Na semana passada, durante as manifestações contra o racismo, alguns monumentos históricos foram danificados. A estátua do ex-primeiro ministro britânico Wiston Chirchill, por exemplo, recebeu a pixação “was a racist”, que significa “foi um racista”, em português.
13 de junho – grupo contra protesto antiracista enfrenta a polícia, em Londres.
Dylan Martinez/Reuters
Na Trafalgar Square, a polícia separou dois grupos de cerca de 100 pessoas cada, um cantando “Black Lives Matter”, os outros insultos raciais.
Alguns grupos empurravam, jogavam garrafas e latas e disparavam fogos de artifício, enquanto policiais de choque se alinhavam com cães e cavalos.
A polícia impôs toque de recolher. Os grupos deverão sair das ruas às 17h do horário local.
Segundo a polícia, alguns manifestantes estavam trazendo armas para os comícios de Londres.
“Quem pensa que pode cometer um crime ou vandalizar propriedades será preso”, disse o comandante Bas Javid em comunicado.
13 de junho – Integrantes de grupo de extrema direita caminham em Londres, em direção ao protesto contra o racismo do ‘Black Lives Matter’.
John Sibley/Reuters
Dentro e fora da Praça do Parlamento, centenas de pessoas vestindo camisas de futebol, cantando “Inglaterra, Inglaterra” e se descrevendo como patriotas, se reuniram ao lado de veteranos militares para guardar o memorial de guerra do Cenotaph, informou a Reuters.
O grupo cantou músicas em apoio ao ativista de direita Stephen Yaxley-Lennon, que se chama Tommy Robinson.

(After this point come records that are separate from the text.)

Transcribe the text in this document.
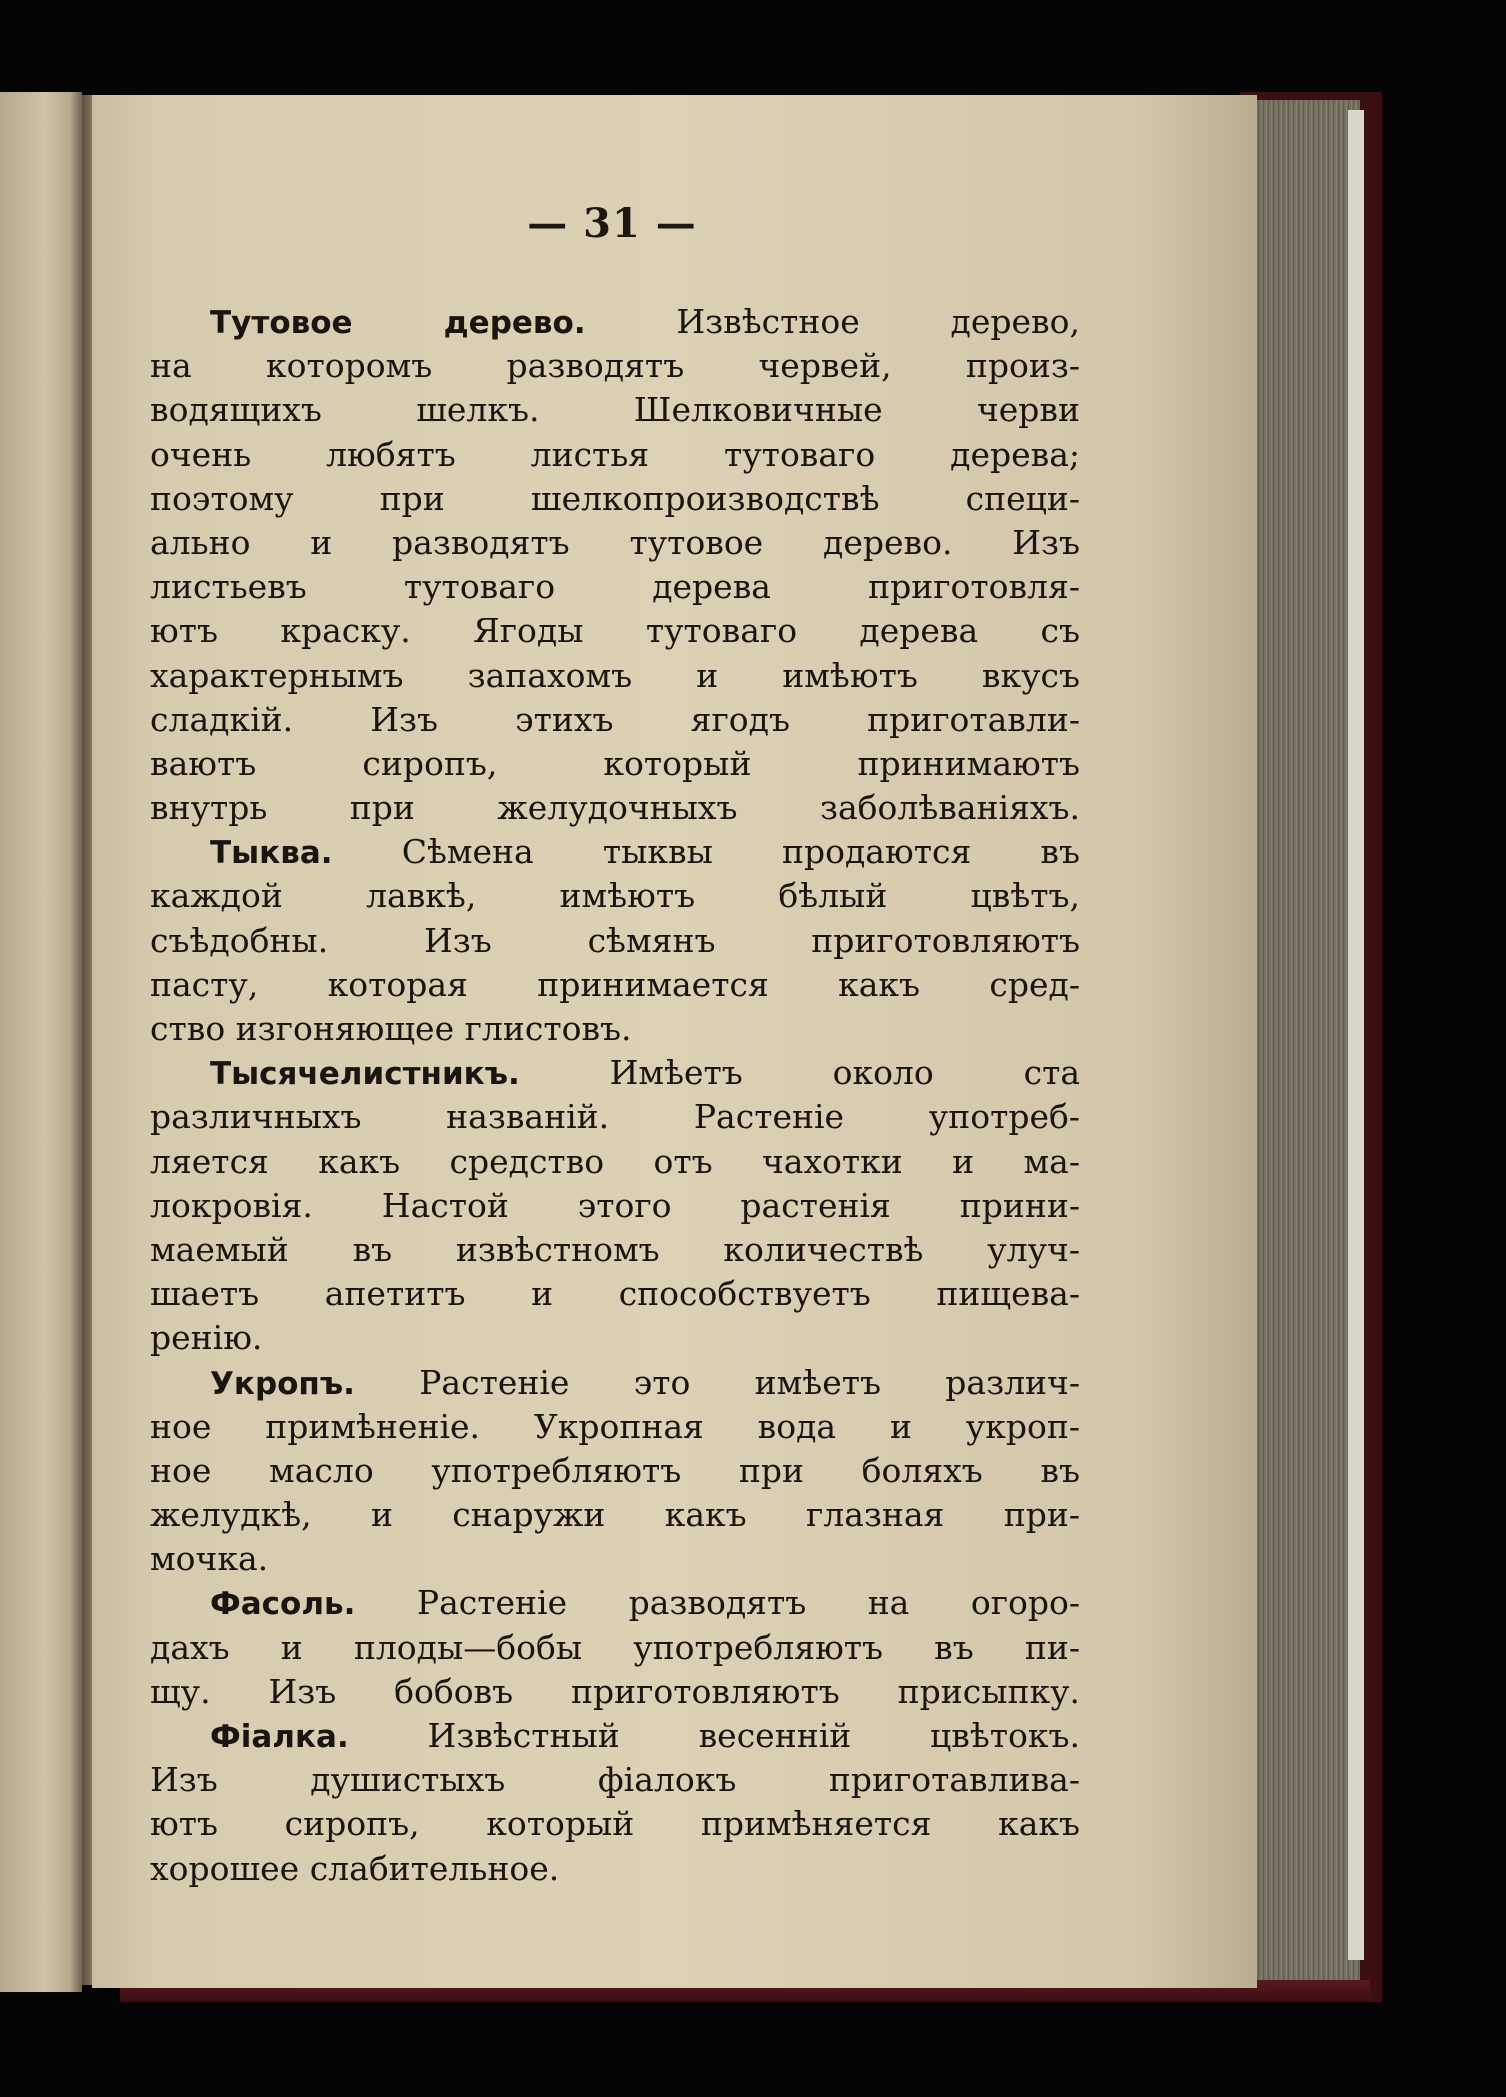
— 31 —
Тутовое дерево. Извѣстное дерево,
на которомъ разводятъ червей, произ-
водящихъ шелкъ. Шелковичные черви
очень любятъ листья тутоваго дерева;
поэтому при шелкопроизводствѣ специ-
ально и разводятъ тутовое дерево. Изъ
листьевъ тутоваго дерева приготовля-
ютъ краску. Ягоды тутоваго дерева съ
характернымъ запахомъ и имѣютъ вкусъ
сладкій. Изъ этихъ ягодъ приготавли-
ваютъ сиропъ, который принимаютъ
внутрь при желудочныхъ заболѣваніяхъ.
Тыква. Сѣмена тыквы продаются въ
каждой лавкѣ, имѣютъ бѣлый цвѣтъ,
съѣдобны. Изъ сѣмянъ приготовляютъ
пасту, которая принимается какъ сред-
ство изгоняющее глистовъ.
Тысячелистникъ. Имѣетъ около ста
различныхъ названій. Растеніе употреб-
ляется какъ средство отъ чахотки и ма-
локровія. Настой этого растенія прини-
маемый въ извѣстномъ количествѣ улуч-
шаетъ апетитъ и способствуетъ пищева-
ренію.
Укропъ. Растеніе это имѣетъ различ-
ное примѣненіе. Укропная вода и укроп-
ное масло употребляютъ при боляхъ въ
желудкѣ, и снаружи какъ глазная при-
мочка.
Фасоль. Растеніе разводятъ на огоро-
дахъ и плоды—бобы употребляютъ въ пи-
щу. Изъ бобовъ приготовляютъ присыпку.
Фіалка. Извѣстный весенній цвѣтокъ.
Изъ душистыхъ фіалокъ приготавлива-
ютъ сиропъ, который примѣняется какъ
хорошее слабительное.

“Minha cultura está sob ataque. Esta é minha cultura e minha história em inglês: por que Churchill deveria ser abordado? Por que o Cenotaph é atacado? Não está certo”, disse David Allen, um dos manifestantes.
Protestos em Paris
13 de junho – Manifestantes sobem em monumento na Place de la Republique, em Paris, França. Eles participam de um protesto contra a brutalidade policial e a morte sob custódia de George Floyd, em Minneapolis, EUA.
Benoit Tessier/Reuters
Manifestantes também foram às ruas em Paris para protestar contra o racismo e a brutalidade policial.
De acordo com a Reuters, o tema repercurtiu nos subúrbios das cidades carentes da França, onde grupos de direitos humanos afirmam que as acusações de tratamento brutal por parte da polícia francesa de residentes de origem imigrante ainda não foram abordadas.
Um banner carregado pela multidão na Place de la Republique dizia: “Espero não ser morto por ser negro hoje”. Outro carregava uma mensagem para o governo: “Se você semeia injustiça, colhe uma revolta”.
Um grande número de policiais de choque estava presente, mas eles permaneceram a distância nas ruas circundantes.
Assa Traore, irmã de Adama Traoré, 24 anos, que morreu perto de Paris em 2016 depois que a polícia o deteve, se dirigiu à multidão.
“A morte de George Floyd tem um forte eco na morte do meu irmão na França”, disse ela. “O que está acontecendo nos Estados Unidos está acontecendo na França. Nossos irmãos estão morrendo.”